The adult social care workforce in England. National Audit Office report
08 February 2018
A new report today considers the Department of Health & Social Care’s role in overseeing the adult social care workforce and assesses whether the size and structure of the care workforce are adequate to meet users’ needs for care now, and in the future, in the face of financial challenges and a competitive labour market.

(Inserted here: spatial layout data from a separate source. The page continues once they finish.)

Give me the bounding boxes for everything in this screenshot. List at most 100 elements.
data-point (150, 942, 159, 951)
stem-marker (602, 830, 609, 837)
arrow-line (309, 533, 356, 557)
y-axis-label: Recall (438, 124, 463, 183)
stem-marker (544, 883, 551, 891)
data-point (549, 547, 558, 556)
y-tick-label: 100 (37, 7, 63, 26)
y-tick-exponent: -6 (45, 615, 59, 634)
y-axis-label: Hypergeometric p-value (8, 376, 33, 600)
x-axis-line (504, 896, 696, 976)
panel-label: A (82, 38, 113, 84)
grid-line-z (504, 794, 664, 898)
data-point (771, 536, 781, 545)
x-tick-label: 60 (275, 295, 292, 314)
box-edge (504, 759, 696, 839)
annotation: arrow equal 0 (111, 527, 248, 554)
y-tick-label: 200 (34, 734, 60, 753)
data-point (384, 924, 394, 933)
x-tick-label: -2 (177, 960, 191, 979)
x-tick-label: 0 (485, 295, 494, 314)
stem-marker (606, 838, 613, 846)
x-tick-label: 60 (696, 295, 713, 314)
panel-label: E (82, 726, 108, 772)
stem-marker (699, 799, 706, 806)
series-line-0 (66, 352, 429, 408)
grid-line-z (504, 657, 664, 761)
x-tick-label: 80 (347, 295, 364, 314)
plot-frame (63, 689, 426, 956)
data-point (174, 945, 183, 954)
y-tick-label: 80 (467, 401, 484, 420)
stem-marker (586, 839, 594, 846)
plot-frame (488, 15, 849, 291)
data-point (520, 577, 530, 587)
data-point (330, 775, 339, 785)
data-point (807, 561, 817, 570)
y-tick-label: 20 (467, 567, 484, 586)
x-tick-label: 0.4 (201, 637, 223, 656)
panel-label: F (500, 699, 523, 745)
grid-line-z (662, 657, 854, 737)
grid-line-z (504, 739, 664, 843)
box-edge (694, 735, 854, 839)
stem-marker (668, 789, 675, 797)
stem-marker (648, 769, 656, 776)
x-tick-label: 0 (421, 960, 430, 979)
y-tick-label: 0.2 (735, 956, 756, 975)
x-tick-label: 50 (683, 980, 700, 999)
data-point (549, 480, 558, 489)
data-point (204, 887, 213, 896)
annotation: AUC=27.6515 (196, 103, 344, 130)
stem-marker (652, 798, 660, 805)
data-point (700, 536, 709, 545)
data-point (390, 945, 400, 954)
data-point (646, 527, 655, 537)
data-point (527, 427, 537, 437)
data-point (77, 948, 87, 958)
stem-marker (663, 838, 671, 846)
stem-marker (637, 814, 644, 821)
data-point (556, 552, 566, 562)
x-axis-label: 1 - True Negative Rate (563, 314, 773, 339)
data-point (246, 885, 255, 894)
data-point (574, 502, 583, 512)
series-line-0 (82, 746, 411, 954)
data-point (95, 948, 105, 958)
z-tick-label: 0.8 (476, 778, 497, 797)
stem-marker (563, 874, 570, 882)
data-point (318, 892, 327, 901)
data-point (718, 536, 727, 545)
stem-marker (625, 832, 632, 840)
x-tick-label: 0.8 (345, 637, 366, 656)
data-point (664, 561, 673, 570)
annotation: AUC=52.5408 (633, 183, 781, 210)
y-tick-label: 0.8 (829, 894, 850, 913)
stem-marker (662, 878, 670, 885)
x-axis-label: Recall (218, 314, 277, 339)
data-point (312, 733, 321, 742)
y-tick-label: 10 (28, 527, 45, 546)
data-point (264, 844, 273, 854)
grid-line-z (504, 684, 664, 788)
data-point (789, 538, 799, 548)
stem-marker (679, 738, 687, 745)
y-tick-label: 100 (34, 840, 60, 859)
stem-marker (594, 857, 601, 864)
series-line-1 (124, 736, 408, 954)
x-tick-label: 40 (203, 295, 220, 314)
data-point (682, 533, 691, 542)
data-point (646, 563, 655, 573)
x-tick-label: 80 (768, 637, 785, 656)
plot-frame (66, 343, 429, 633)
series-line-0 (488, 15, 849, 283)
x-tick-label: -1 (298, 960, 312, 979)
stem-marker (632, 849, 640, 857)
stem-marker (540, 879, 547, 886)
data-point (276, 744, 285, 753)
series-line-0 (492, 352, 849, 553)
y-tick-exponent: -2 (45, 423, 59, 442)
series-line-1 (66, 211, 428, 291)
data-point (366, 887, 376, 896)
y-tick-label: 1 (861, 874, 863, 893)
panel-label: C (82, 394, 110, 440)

SCIE's chief executive Tony Hunter says:
You cannot deliver good care without good care workers. Recruiting, supporting and retaining sufficient numbers of skilled staff has been a challenge for many years. SCIE welcomes today's NAO report which shines a stark spotlight on this very real problem for the care sector, central and local government - and the public. As well as tackling problems with pay and conditions for this predominantly female workforce, we also need to look at alternative routes into the care profession
SCIE's work with the JPMorgan Chase Foundation in East London suggests five actions that if taken forward, could improve recruitment and retention:
1. Change the brand and language of social are and support. Terms like 'social care worker' may no longer best describe the complexity of the role and may not be attractive enough to new recruits.
2. Develop and promote portfolio careers. People increasingly have portfolio careers and want to work flexibly. We need to create career opportunities that reflect people's lifestyles and ages (e.g. make working in care an attractive option for those seeking work after brining up families.)
3. Attract care workers from outside the UK. Overseas recruitment, similar to the NHS recruitment of nurses, was seen as necessary to counteract any fall in EU workers should Brexit lead to this.
4. Coordinate local recruitment across health and care. Joint local recruitment campaigns for health and care staff may help to maintain economies of scale and attract people into the sector.
5. Introduce user-led training for carer workers. A new nationally sponsored but locally managed training programme, led and delivered by people who use services, could train potential and new recruits about the values of good, person-centred care.